Eryk Latoń / Team Hurom

Eryk Latoń zajął 3. miejsce, a dwie pozycje niżej od zawodnika Team Hurom był Kamil Zieliński (Domin Sport). Wyścig padł łupem znanego z polskich szos Josefa Cernego. (Elkov – Author).

Wyścig w Czechach składał się z 13 okrążeń, które łącznie dały dystans 104 kilometrów. Na każdej pętli na zawodników czekała krótka, ale sztywna hopka. Przez ponad 50 kilometrów trwały akcje zaczepne na każdym z podjazdów, ale peleton pilnował wszystkich ataków i na półmetku wciąż wszyscy jechali razem.

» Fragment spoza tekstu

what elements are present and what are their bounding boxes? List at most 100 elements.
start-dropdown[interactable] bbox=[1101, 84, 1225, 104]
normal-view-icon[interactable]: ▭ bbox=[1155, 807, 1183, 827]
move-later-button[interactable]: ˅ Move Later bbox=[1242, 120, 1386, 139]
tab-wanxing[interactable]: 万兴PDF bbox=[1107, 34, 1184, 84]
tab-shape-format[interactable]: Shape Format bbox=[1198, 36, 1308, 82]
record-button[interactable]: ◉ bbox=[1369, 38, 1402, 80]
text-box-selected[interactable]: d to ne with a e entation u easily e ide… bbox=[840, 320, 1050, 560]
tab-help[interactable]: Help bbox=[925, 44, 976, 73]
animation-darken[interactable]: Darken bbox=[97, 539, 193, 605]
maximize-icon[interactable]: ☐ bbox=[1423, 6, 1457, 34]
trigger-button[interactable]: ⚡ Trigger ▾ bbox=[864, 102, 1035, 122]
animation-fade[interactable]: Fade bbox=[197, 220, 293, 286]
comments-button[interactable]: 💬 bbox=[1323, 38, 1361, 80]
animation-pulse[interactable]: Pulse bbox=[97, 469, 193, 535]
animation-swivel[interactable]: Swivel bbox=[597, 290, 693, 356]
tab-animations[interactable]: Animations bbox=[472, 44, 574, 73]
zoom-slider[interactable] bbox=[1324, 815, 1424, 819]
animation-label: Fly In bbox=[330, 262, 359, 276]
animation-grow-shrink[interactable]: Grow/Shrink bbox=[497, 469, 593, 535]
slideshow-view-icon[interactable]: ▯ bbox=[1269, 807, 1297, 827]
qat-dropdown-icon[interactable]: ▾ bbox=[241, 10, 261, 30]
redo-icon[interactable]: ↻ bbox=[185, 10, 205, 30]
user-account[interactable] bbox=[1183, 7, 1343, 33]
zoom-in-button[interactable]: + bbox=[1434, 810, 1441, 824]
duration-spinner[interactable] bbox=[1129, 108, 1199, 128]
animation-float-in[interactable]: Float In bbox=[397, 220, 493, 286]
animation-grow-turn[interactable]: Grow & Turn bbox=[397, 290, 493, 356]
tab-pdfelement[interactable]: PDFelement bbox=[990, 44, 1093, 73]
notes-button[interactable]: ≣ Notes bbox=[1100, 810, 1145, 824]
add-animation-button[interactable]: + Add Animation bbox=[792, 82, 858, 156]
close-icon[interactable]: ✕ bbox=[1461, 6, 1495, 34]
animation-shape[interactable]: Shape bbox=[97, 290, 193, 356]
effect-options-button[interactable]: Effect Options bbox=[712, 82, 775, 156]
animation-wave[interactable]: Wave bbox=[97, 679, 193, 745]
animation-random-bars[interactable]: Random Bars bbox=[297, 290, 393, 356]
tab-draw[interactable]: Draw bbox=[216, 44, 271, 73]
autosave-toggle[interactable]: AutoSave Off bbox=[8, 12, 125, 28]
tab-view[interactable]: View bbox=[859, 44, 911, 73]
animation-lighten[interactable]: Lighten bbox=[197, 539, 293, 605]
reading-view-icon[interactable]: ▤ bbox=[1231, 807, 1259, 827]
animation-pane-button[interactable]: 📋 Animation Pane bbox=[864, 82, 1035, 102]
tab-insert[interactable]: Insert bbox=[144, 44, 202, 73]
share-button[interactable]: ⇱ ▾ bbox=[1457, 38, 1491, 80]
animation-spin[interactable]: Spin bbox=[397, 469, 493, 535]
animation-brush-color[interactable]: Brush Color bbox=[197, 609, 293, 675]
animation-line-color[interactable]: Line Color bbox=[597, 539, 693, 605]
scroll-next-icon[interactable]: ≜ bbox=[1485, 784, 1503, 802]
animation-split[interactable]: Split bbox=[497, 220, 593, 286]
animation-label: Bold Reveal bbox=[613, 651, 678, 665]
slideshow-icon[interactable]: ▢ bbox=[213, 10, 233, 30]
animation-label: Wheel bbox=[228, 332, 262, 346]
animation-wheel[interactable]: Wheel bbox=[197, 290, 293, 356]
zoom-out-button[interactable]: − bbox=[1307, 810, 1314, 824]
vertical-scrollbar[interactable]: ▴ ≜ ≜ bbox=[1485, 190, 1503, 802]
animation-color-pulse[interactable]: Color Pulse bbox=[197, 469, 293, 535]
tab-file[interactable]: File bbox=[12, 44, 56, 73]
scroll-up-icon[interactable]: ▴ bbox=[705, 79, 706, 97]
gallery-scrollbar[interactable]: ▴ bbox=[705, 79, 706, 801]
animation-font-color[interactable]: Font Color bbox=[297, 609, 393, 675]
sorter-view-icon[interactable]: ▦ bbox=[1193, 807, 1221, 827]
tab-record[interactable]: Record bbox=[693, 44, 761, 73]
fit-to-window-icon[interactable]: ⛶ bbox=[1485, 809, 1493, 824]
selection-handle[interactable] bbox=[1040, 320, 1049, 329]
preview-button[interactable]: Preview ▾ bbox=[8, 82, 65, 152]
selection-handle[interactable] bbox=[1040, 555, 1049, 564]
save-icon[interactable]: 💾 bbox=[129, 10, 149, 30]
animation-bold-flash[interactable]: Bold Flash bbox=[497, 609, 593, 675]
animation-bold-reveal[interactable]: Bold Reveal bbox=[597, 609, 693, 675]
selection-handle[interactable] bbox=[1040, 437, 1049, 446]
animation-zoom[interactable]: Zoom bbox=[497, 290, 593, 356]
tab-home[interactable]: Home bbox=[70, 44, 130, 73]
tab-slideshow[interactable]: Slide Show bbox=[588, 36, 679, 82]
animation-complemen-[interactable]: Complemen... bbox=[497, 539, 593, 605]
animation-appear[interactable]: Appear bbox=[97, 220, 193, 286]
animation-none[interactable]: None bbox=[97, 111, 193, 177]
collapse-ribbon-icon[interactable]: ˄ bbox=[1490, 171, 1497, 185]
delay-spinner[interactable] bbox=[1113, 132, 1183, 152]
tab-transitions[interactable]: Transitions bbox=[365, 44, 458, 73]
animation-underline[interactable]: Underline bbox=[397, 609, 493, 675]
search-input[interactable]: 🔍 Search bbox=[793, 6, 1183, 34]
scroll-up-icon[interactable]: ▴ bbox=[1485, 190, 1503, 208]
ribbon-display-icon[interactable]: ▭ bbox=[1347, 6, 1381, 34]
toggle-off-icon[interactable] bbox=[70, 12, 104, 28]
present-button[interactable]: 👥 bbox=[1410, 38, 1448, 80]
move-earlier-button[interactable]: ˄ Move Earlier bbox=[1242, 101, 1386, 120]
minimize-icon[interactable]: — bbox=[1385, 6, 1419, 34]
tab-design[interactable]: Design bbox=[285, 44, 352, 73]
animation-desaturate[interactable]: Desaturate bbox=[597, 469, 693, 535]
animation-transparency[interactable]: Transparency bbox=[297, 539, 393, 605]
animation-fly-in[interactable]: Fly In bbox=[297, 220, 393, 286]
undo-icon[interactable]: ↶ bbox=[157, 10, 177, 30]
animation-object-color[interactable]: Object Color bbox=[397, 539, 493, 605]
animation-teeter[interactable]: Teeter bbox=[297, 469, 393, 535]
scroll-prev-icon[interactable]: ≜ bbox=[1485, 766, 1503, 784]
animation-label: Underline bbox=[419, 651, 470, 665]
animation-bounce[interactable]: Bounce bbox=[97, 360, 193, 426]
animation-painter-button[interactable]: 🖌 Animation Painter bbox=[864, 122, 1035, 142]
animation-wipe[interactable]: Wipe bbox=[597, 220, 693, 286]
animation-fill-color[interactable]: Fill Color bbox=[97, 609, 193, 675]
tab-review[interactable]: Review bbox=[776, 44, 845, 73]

Na 3 okrążenia przed końcem na czele znajdował się Cerny oraz jeden z zawodników SKC Tufo Prostejov, a za ich plecami peleton porwał się na kilka grup. W pierwszej z nich znajdowało się sporo zawodników z Domin Sport (m. in. debiutujący w nowych barwach Paweł Bernas) oraz Team Hurom. Walka o zwycięstwo niestety Polakom odjechała, ale świetnie zaprezentowali się w sprincie o najniższy stopień podium. Eryk Latoń wygrał ściganie o „pudło”, a 5. miejsce zajął Kamil Zieliński. Cały wyścig wygrał były zawodnik CCC Sprandi Polkowice – Josef Cerny.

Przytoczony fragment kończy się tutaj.